Gusto is almost always the better choice for businesses under 50 employees. Here's why — and when ADP makes sense.
Gusto and ADP are the two names that come up most in small business payroll conversations. They are not equals. Here's an honest breakdown.
Gusto was designed from the ground up for businesses with 1-50 employees. It's clean, well-designed, and handles the full payroll workflow — calculating withholding, filing federal and state taxes, managing direct deposit, and generating year-end W-2s and 1099s — automatically.
Standout features: the onboarding flow for new employees is genuinely well-designed. Benefits administration (health insurance, 401k) is integrated. Customer support is responsive and understands small business questions.
Starting at $40/month plus $6 per employee/month, it's reasonably priced for what it does.
ADP is the market leader in payroll overall — but their small business product (ADP Run) is essentially a trimmed-down version of enterprise software. It works, and it handles complex payroll situations well, but the interface reflects its origins: it's less intuitive than Gusto, customer support can be harder to reach, and the pricing is less transparent (you typically need to request a quote).
Where ADP genuinely wins: if you have highly complex payroll needs, operate across multiple states, or are planning to grow to 50+ employees quickly, ADP's infrastructure handles scale better.
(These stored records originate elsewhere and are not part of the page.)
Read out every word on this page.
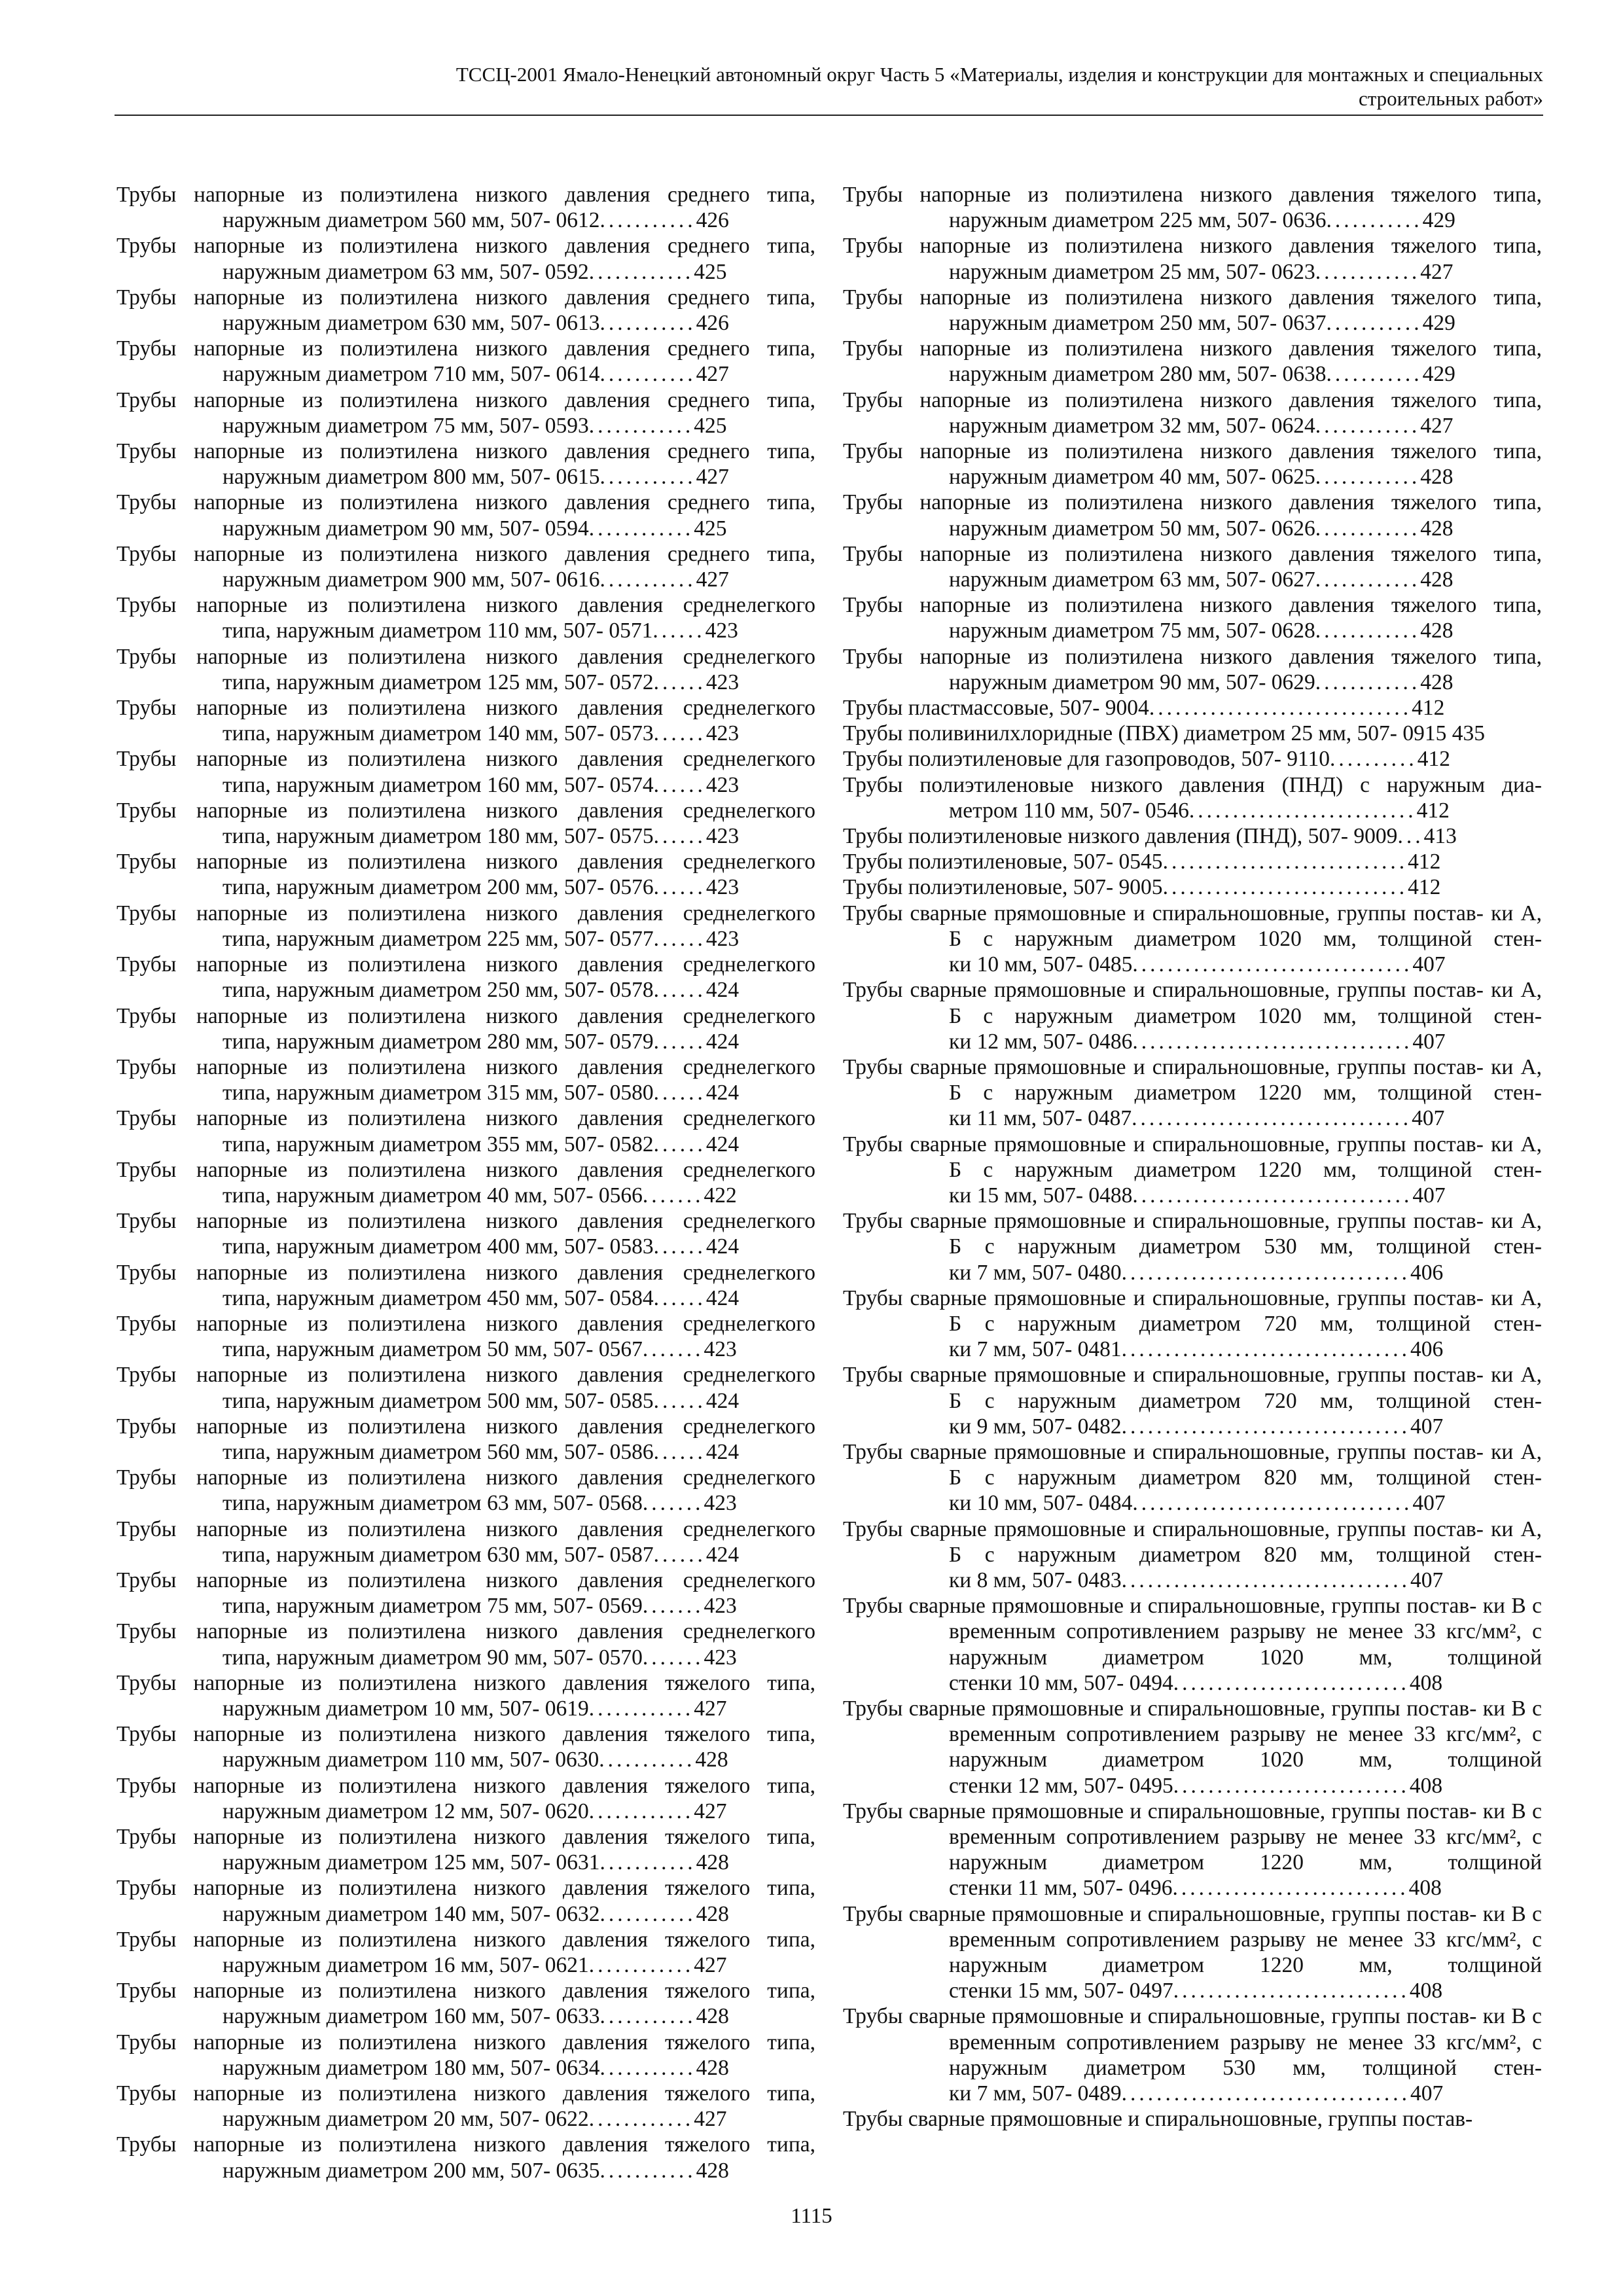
ТССЦ-2001 Ямало-Ненецкий автономный округ Часть 5 «Материалы, изделия и конструкции для монтажных и специальных
строительных работ»
Трубы напорные из полиэтилена низкого давления среднего типа, наружным диаметром 560 мм, 507- 0612...........426
Трубы напорные из полиэтилена низкого давления среднего типа, наружным диаметром 63 мм, 507- 0592............425
Трубы напорные из полиэтилена низкого давления среднего типа, наружным диаметром 630 мм, 507- 0613...........426
Трубы напорные из полиэтилена низкого давления среднего типа, наружным диаметром 710 мм, 507- 0614...........427
Трубы напорные из полиэтилена низкого давления среднего типа, наружным диаметром 75 мм, 507- 0593............425
Трубы напорные из полиэтилена низкого давления среднего типа, наружным диаметром 800 мм, 507- 0615...........427
Трубы напорные из полиэтилена низкого давления среднего типа, наружным диаметром 90 мм, 507- 0594............425
Трубы напорные из полиэтилена низкого давления среднего типа, наружным диаметром 900 мм, 507- 0616...........427
Трубы напорные из полиэтилена низкого давления среднелегкого типа, наружным диаметром 110 мм, 507- 0571......423
Трубы напорные из полиэтилена низкого давления среднелегкого типа, наружным диаметром 125 мм, 507- 0572......423
Трубы напорные из полиэтилена низкого давления среднелегкого типа, наружным диаметром 140 мм, 507- 0573......423
Трубы напорные из полиэтилена низкого давления среднелегкого типа, наружным диаметром 160 мм, 507- 0574......423
Трубы напорные из полиэтилена низкого давления среднелегкого типа, наружным диаметром 180 мм, 507- 0575......423
Трубы напорные из полиэтилена низкого давления среднелегкого типа, наружным диаметром 200 мм, 507- 0576......423
Трубы напорные из полиэтилена низкого давления среднелегкого типа, наружным диаметром 225 мм, 507- 0577......423
Трубы напорные из полиэтилена низкого давления среднелегкого типа, наружным диаметром 250 мм, 507- 0578......424
Трубы напорные из полиэтилена низкого давления среднелегкого типа, наружным диаметром 280 мм, 507- 0579......424
Трубы напорные из полиэтилена низкого давления среднелегкого типа, наружным диаметром 315 мм, 507- 0580......424
Трубы напорные из полиэтилена низкого давления среднелегкого типа, наружным диаметром 355 мм, 507- 0582......424
Трубы напорные из полиэтилена низкого давления среднелегкого типа, наружным диаметром 40 мм, 507- 0566.......422
Трубы напорные из полиэтилена низкого давления среднелегкого типа, наружным диаметром 400 мм, 507- 0583......424
Трубы напорные из полиэтилена низкого давления среднелегкого типа, наружным диаметром 450 мм, 507- 0584......424
Трубы напорные из полиэтилена низкого давления среднелегкого типа, наружным диаметром 50 мм, 507- 0567.......423
Трубы напорные из полиэтилена низкого давления среднелегкого типа, наружным диаметром 500 мм, 507- 0585......424
Трубы напорные из полиэтилена низкого давления среднелегкого типа, наружным диаметром 560 мм, 507- 0586......424
Трубы напорные из полиэтилена низкого давления среднелегкого типа, наружным диаметром 63 мм, 507- 0568.......423
Трубы напорные из полиэтилена низкого давления среднелегкого типа, наружным диаметром 630 мм, 507- 0587......424
Трубы напорные из полиэтилена низкого давления среднелегкого типа, наружным диаметром 75 мм, 507- 0569.......423
Трубы напорные из полиэтилена низкого давления среднелегкого типа, наружным диаметром 90 мм, 507- 0570.......423
Трубы напорные из полиэтилена низкого давления тяжелого типа, наружным диаметром 10 мм, 507- 0619............427
Трубы напорные из полиэтилена низкого давления тяжелого типа, наружным диаметром 110 мм, 507- 0630...........428
Трубы напорные из полиэтилена низкого давления тяжелого типа, наружным диаметром 12 мм, 507- 0620............427
Трубы напорные из полиэтилена низкого давления тяжелого типа, наружным диаметром 125 мм, 507- 0631...........428
Трубы напорные из полиэтилена низкого давления тяжелого типа, наружным диаметром 140 мм, 507- 0632...........428
Трубы напорные из полиэтилена низкого давления тяжелого типа, наружным диаметром 16 мм, 507- 0621............427
Трубы напорные из полиэтилена низкого давления тяжелого типа, наружным диаметром 160 мм, 507- 0633...........428
Трубы напорные из полиэтилена низкого давления тяжелого типа, наружным диаметром 180 мм, 507- 0634...........428
Трубы напорные из полиэтилена низкого давления тяжелого типа, наружным диаметром 20 мм, 507- 0622............427
Трубы напорные из полиэтилена низкого давления тяжелого типа, наружным диаметром 200 мм, 507- 0635...........428
Трубы напорные из полиэтилена низкого давления тяжелого типа, наружным диаметром 225 мм, 507- 0636...........429
Трубы напорные из полиэтилена низкого давления тяжелого типа, наружным диаметром 25 мм, 507- 0623............427
Трубы напорные из полиэтилена низкого давления тяжелого типа, наружным диаметром 250 мм, 507- 0637...........429
Трубы напорные из полиэтилена низкого давления тяжелого типа, наружным диаметром 280 мм, 507- 0638...........429
Трубы напорные из полиэтилена низкого давления тяжелого типа, наружным диаметром 32 мм, 507- 0624............427
Трубы напорные из полиэтилена низкого давления тяжелого типа, наружным диаметром 40 мм, 507- 0625............428
Трубы напорные из полиэтилена низкого давления тяжелого типа, наружным диаметром 50 мм, 507- 0626............428
Трубы напорные из полиэтилена низкого давления тяжелого типа, наружным диаметром 63 мм, 507- 0627............428
Трубы напорные из полиэтилена низкого давления тяжелого типа, наружным диаметром 75 мм, 507- 0628............428
Трубы напорные из полиэтилена низкого давления тяжелого типа, наружным диаметром 90 мм, 507- 0629............428
Трубы пластмассовые, 507- 9004..............................412
Трубы поливинилхлоридные (ПВХ) диаметром 25 мм, 507- 0915 435
Трубы полиэтиленовые для газопроводов, 507- 9110..........412
Трубы полиэтиленовые низкого давления (ПНД) с наружным диа- метром 110 мм, 507- 0546..........................412
Трубы полиэтиленовые низкого давления (ПНД), 507- 9009...413
Трубы полиэтиленовые, 507- 0545............................412
Трубы полиэтиленовые, 507- 9005............................412
Трубы сварные прямошовные и спиральношовные, группы постав- ки А, Б с наружным диаметром 1020 мм, толщиной стен- ки 10 мм, 507- 0485................................407
Трубы сварные прямошовные и спиральношовные, группы постав- ки А, Б с наружным диаметром 1020 мм, толщиной стен- ки 12 мм, 507- 0486................................407
Трубы сварные прямошовные и спиральношовные, группы постав- ки А, Б с наружным диаметром 1220 мм, толщиной стен- ки 11 мм, 507- 0487................................407
Трубы сварные прямошовные и спиральношовные, группы постав- ки А, Б с наружным диаметром 1220 мм, толщиной стен- ки 15 мм, 507- 0488................................407
Трубы сварные прямошовные и спиральношовные, группы постав- ки А, Б с наружным диаметром 530 мм, толщиной стен- ки 7 мм, 507- 0480.................................406
Трубы сварные прямошовные и спиральношовные, группы постав- ки А, Б с наружным диаметром 720 мм, толщиной стен- ки 7 мм, 507- 0481.................................406
Трубы сварные прямошовные и спиральношовные, группы постав- ки А, Б с наружным диаметром 720 мм, толщиной стен- ки 9 мм, 507- 0482.................................407
Трубы сварные прямошовные и спиральношовные, группы постав- ки А, Б с наружным диаметром 820 мм, толщиной стен- ки 10 мм, 507- 0484................................407
Трубы сварные прямошовные и спиральношовные, группы постав- ки А, Б с наружным диаметром 820 мм, толщиной стен- ки 8 мм, 507- 0483.................................407
Трубы сварные прямошовные и спиральношовные, группы постав- ки В с временным сопротивлением разрыву не менее 33 кгс/мм², с наружным диаметром 1020 мм, толщиной стенки 10 мм, 507- 0494...........................408
Трубы сварные прямошовные и спиральношовные, группы постав- ки В с временным сопротивлением разрыву не менее 33 кгс/мм², с наружным диаметром 1020 мм, толщиной стенки 12 мм, 507- 0495...........................408
Трубы сварные прямошовные и спиральношовные, группы постав- ки В с временным сопротивлением разрыву не менее 33 кгс/мм², с наружным диаметром 1220 мм, толщиной стенки 11 мм, 507- 0496...........................408
Трубы сварные прямошовные и спиральношовные, группы постав- ки В с временным сопротивлением разрыву не менее 33 кгс/мм², с наружным диаметром 1220 мм, толщиной стенки 15 мм, 507- 0497...........................408
Трубы сварные прямошовные и спиральношовные, группы постав- ки В с временным сопротивлением разрыву не менее 33 кгс/мм², с наружным диаметром 530 мм, толщиной стен- ки 7 мм, 507- 0489.................................407
Трубы сварные прямошовные и спиральношовные, группы постав-
1115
For the vast majority of small businesses — trades, restaurants, salons, retail, gyms — Gusto is the better choice. It does everything you need, at a fair price, without requiring you to navigate enterprise-grade complexity.
ADP makes sense if you're already using it and it's working, if you have a payroll specialist on staff who prefers it, or if you're running a business with genuinely complex multi-state payroll requirements.